Inter – Atalanta: l’ora di Rocchi è arrivata

La partita delle contraddizioni. Da una parte l’Inter, con un Cassano spremuto e un Rocchi tutto da verificare per forza in campo dal 1′. Dall’altro l’Atalanta, con Livaja forse titolare al fianco di Denis: uno in prestito proprio dai nerazzurri milanesi, l’altro seguito a più riprese. E pensare che, dando uno sguardo alle panchine, ci si accorge che Colantuono siederà vicino a De Luca, Moralez, Brienza e Parra: un po’ d’invidia Stramaccioni ce l’avrà.

LA TATTICA – Praticamente scontato il 3-4-1-2 per il tecnico interista, costretto a rinunciare ancora a moltissimi elementi. Squalificato Gargano, indisponibili Castellazzi, Mudingayi, Obi, Milito, Chivu, Stankovic, Palacio e pure Jonathan. Si rivede Cambiasso dopo la squalifica e Nagatomo, ancora non al top. Con il rientro di Samuel, si torna alla difesa a tre, composta pure da Ranocchia e Juan: si ripristina il pacchetto che fece le fortune fino a inizio novembre. In mezzo, Kovacic ormai è irrinunciabile, mentre conferme per Zanetti e Pereira. Toccherà ancora a Guarin innescare il tandem offensivo, stavolta composto da Cassano e Rocchi.

GLI AVVERSARI – Anche Colantuono ha le sue belle gatte da pelare. Innanzitutto mancherà il portiere titolare Consigli, squalificato come Lucchini: Polito in vantaggio sull’ex Frezzolini. Assenti anche Budan, Bellini e, ovviamente, Marilungo (stagione finita). Il tecnico bergamasco ha un dubbio grosso: confermare il 4-4-2 di base oppure optare nuovamente per la difesa a 5? La seconda scelta sembra quella favorita, con Livaja inizialmente in panchina e Denis assistito dal solo Bonaventura.

I PERICOLI – Moralez è recuperato solo in extremis e non è detto che Marko Livaja ritrovi  una maglia da titolare al fianco di German Denis. Proprio l’attaccante argentino resta il giocatore più pericoloso dell’undici di Colantuono, quello in grado di tenere alto il pallone e far salire la squadra. Occhio anche a Bonaventura, già killer nel match d’andata, e a Cigarini, sempre velenoso dalla distanza.
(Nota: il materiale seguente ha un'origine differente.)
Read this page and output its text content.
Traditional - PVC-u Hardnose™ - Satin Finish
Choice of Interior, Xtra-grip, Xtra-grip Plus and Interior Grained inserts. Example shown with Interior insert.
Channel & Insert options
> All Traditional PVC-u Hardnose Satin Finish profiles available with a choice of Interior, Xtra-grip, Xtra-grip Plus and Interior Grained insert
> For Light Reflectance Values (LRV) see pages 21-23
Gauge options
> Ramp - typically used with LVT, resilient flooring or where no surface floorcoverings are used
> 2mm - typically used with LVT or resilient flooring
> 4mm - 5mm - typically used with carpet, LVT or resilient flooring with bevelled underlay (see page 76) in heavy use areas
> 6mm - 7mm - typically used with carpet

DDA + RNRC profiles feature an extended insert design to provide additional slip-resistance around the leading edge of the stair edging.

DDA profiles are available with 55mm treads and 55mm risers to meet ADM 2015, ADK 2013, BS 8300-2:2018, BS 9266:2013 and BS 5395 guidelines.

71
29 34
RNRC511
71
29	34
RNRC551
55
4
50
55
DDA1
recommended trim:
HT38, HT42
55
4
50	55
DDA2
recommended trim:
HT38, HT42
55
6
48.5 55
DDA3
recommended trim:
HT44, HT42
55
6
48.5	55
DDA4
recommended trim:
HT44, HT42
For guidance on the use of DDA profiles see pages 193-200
DOVE COLPIRE – L’assenza di Lucchini e, soprattutto, quella di Consigli indeboliscono notevolmente il reparto arretrato atalantino. Sia Polito che Frezzolini non offrono le stesse certezze del portiere titolare e, nonostante le assenze pesantissime di Milito e Palacio, l’Inter ha buone chance di far male agli avversari.

OCCHI PUNTATI SU… – Rocchi. Scocca l’ora di Tommaso Rocchi, più per necessità che per scelta. Stramaccioni non ha alternative e, dopo il crac di Milito e lo stop di Palacio, l’ex laziale resta l’ultima scelta possibile in attacco. Contro l’Atalanta bisognerà fare leva sull’orgoglio del numero 18, arrivato come vice-Milito e, di fatto, senza mai esserlo stato. La forma, dopo mesi di naftalina, era quella che era, ma adesso il 35enne veneziano sembra stare meglio. Il campo dirà se la scelta di Branca e soci sia stata sbagliata in parte o completamente. Rocchi ora ha la chance per smentire tutti.